Da babysitter a “falsa fidanzata”

“Sono rimasta senza parole. Li ho ringraziati per l’opportunità e i vantaggi, anche se ho risposto che non ero interessata all’offerta. Non si trattava del lavoro a cui mi dedicavo. Mi occupo di bambini piccoli, non sapevo che esistessero le ‘babysitter’ per i giovani adulti”, ha concluso Veronica che deciso di declinare l’offerta, sentendosi a disagio con il ruolo richiesto.

La nostra riflessione

Non sempre si è disposti a tutto pur di ottenere un lavoro.
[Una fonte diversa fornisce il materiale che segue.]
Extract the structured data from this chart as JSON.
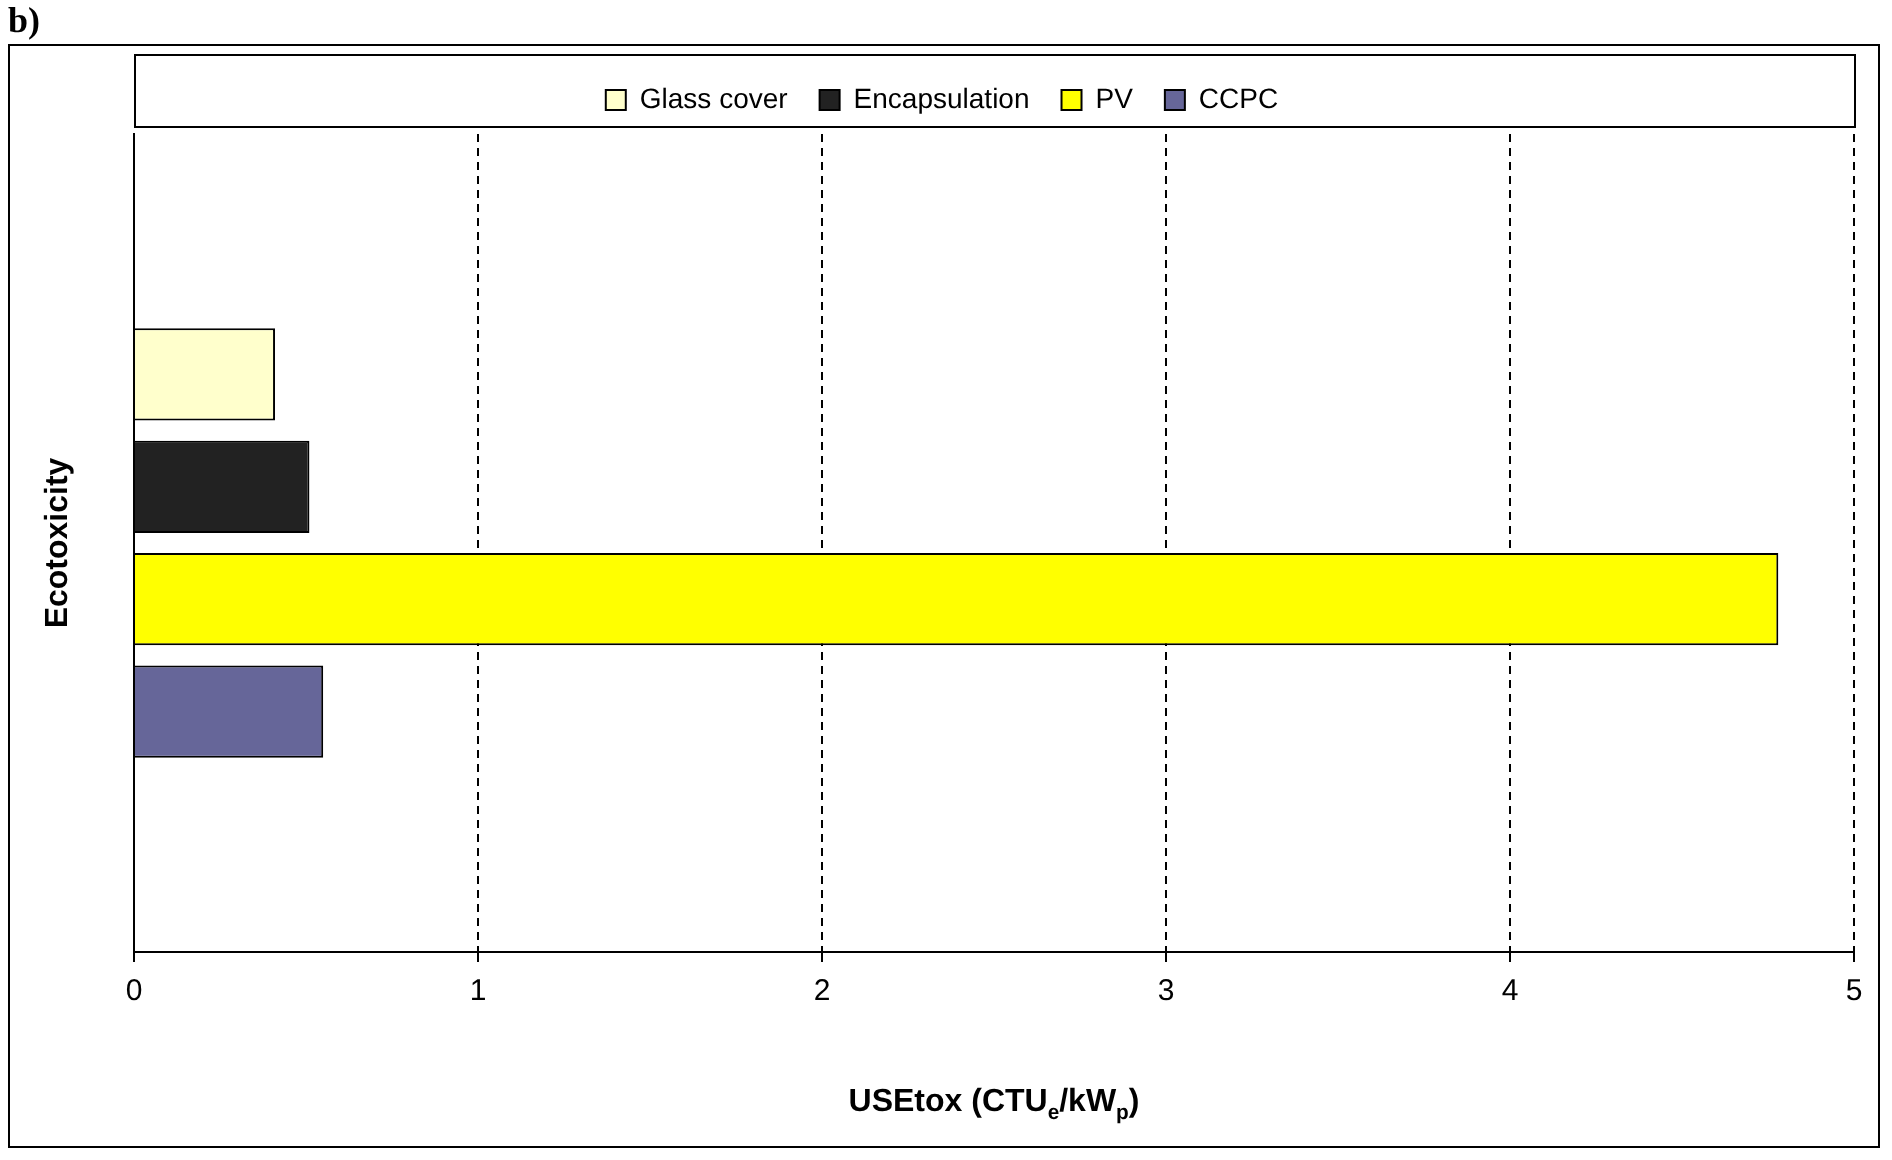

Ad esempio la richiesta che ha ricevuto Veronica non solo è particolarmente bizzarra, ma decisamente esula dalle competenze del ruolo professionale ricoperto.  Quindi ha fatto bene a rifiutare e a cercare qualcosa che sia adeguata alla sua professionalità. Nessun lavoro è importante quanto la propria autostima e amor proprio.